Em defesa da Previdência pública

Os banqueiros e o FMI já ordenaram. Uma nova reforma é necessária para que a Previdência pública seja completamente destruída. Querem garantir o pagamento das dívidas interna e externa e os lucros dos fundos privados de pensão. Na TV, Lula e Alckmin dizem que vão melhorar a vida do povo. Mas ambos estão comprometidos até o pescoço com os banqueiros e farão uma nova reforma que vai acabar com as aposentadorias. Tentam nos enganar dizendo que ela dá “prejuízo”. Nesta edição do Opinião, mostraremos que isso é uma grande mentira.

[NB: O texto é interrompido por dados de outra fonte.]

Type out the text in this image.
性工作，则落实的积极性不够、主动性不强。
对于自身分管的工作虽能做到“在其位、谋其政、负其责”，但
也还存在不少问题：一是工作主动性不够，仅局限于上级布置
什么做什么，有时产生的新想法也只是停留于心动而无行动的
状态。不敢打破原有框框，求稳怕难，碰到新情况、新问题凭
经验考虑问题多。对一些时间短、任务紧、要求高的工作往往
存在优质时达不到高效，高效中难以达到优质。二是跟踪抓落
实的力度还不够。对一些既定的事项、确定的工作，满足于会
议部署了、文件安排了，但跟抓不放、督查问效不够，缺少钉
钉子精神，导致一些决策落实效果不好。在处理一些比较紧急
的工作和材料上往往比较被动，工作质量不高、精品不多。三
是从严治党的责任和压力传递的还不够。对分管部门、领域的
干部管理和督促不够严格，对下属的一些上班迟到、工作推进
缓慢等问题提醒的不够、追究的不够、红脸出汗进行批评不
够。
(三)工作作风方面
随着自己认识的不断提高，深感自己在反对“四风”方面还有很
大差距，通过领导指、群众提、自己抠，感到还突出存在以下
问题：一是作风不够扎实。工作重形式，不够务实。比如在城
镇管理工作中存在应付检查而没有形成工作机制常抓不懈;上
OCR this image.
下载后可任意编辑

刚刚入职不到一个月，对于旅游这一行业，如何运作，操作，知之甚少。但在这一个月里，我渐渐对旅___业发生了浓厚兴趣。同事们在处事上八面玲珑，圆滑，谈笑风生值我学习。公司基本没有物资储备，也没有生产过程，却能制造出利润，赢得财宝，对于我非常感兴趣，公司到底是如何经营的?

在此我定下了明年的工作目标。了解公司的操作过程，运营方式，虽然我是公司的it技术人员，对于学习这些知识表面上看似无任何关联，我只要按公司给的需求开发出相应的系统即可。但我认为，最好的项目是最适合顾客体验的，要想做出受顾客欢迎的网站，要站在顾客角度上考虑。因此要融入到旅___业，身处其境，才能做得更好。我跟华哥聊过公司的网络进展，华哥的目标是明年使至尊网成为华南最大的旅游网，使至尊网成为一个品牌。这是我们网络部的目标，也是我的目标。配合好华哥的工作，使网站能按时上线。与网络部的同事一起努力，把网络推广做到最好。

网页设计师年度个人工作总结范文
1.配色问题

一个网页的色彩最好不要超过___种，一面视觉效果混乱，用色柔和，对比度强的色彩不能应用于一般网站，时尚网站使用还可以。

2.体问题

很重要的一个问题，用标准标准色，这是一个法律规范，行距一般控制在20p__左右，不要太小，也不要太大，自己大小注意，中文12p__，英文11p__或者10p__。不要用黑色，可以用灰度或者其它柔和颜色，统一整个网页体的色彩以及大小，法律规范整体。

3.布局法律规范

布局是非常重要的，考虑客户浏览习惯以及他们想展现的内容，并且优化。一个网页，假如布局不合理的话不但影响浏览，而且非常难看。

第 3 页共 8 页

A Previdência pública é uma conquista e tem grande importância para os trabalhadores. Para comprovar isso, basta lembrar que o Regime Geral de Previdência Social abrange 22 milhões de aposentadorias e pensões em todo o país. Atualmente o sistema beneficia, direta ou indiretamente, cerca de 77 milhões de pessoas, ou mais de 45% da população.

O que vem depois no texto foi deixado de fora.